Em 1984, comecei a participar do Cineclube da GV. A partir daí, minha vida sempre esteve ligada aos filmes. Participei da criação dos cineclubes Oscarito e Veneza, da restauração do Vitrine, da implantação da Sala Cinemateca. Mas meu sonho sempre foi o Belas Artes. A oportunidade surgiu no final de 2002, quando soube que o cinema fecharia suas portas. Procurei o dono e propus uma parceria. Ele pensava em sair da atividade, mas me deu tempo para conseguir parceiros. Foi quando meus amigos Andréa Barata Ribeiro, Fernando Meirelles e Paulo Morelli entraram na aventura e conseguiram trazer um importante patrocínio para fazermos as reformas necessárias. Nesses oito anos, foram muitas histórias divertidas e emocionantes. E a alegria de ver o antigo cinema vivo e ativo. O "Noitão" virou um hit, com suas sessões lotadas varando a madrugada. Tivemos o cineclube e os filmes em cartaz por muito tempo.
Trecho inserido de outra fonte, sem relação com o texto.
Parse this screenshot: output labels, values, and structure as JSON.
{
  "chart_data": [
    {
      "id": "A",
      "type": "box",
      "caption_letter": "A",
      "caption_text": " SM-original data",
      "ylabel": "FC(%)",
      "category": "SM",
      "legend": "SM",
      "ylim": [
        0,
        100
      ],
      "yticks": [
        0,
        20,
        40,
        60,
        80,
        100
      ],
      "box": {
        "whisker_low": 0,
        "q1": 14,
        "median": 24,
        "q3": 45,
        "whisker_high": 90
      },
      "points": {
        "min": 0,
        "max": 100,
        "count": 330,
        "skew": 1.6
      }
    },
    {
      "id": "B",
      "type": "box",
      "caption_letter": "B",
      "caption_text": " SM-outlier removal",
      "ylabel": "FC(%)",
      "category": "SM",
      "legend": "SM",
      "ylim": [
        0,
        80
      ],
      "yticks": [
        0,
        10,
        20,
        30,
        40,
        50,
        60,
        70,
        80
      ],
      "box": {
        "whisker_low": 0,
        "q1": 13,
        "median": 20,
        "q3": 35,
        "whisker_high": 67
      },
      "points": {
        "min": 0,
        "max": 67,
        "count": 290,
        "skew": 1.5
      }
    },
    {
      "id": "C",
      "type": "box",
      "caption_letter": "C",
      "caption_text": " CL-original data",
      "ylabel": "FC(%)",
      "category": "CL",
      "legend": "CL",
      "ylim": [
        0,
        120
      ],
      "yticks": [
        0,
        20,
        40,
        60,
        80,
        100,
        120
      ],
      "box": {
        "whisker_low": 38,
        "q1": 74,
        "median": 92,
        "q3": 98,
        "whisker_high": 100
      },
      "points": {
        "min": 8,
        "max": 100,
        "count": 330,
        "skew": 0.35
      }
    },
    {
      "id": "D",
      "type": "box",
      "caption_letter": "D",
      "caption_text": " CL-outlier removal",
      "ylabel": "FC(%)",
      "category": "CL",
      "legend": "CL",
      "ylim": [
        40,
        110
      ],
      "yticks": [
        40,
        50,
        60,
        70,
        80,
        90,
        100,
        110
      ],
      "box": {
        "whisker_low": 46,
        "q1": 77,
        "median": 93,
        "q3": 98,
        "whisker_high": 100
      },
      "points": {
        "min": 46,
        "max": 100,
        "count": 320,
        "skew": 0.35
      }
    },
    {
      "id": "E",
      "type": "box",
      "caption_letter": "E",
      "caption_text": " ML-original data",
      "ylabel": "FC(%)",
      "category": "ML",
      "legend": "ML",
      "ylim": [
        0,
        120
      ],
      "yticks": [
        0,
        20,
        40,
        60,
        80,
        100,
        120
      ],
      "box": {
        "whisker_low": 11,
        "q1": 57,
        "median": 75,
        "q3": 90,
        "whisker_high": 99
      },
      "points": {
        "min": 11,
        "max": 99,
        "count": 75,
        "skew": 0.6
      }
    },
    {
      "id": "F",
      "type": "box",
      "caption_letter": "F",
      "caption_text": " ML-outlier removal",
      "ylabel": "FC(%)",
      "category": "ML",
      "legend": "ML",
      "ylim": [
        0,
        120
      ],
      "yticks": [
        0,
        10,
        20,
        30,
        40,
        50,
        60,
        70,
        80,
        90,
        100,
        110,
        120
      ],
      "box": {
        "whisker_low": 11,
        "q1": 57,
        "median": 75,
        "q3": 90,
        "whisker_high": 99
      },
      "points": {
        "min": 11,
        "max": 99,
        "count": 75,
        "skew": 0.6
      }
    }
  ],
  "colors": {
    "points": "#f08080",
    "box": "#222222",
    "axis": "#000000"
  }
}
Em março passado, nosso patrocinador avisou que não renovaria o contrato. Em maio, anunciei à imprensa a necessidade de um patrocínio, pois as contas não fechavam. Começaram então as manifestações de apoio. Na imprensa, na internet, no cinema, pessoas querendo ajudar. Uma fã criou um blog que em poucos dias tinha mais de mil pessoas inscritas. O "La Casserole" liderou, junto a outros excelentes restaurantes da cidade, a campanha "Tudo pode dar certo". Um grupo de frequentadores e alguns funcionários criaram um abaixo-assinado. Numa tarde, tomando café com uma amiga, notei uma senhora que convidava as pessoas a assinar. Então ela se virou para nós e perguntou, muito severa: "Jovens, vocês já assinaram?". Fiquei sem graça de dizer quem eu era e de perguntar o nome dela, mas fica aqui meu muito obrigado a essa senhora e a todos os que colocaram seus nomes no abaixo-assinado.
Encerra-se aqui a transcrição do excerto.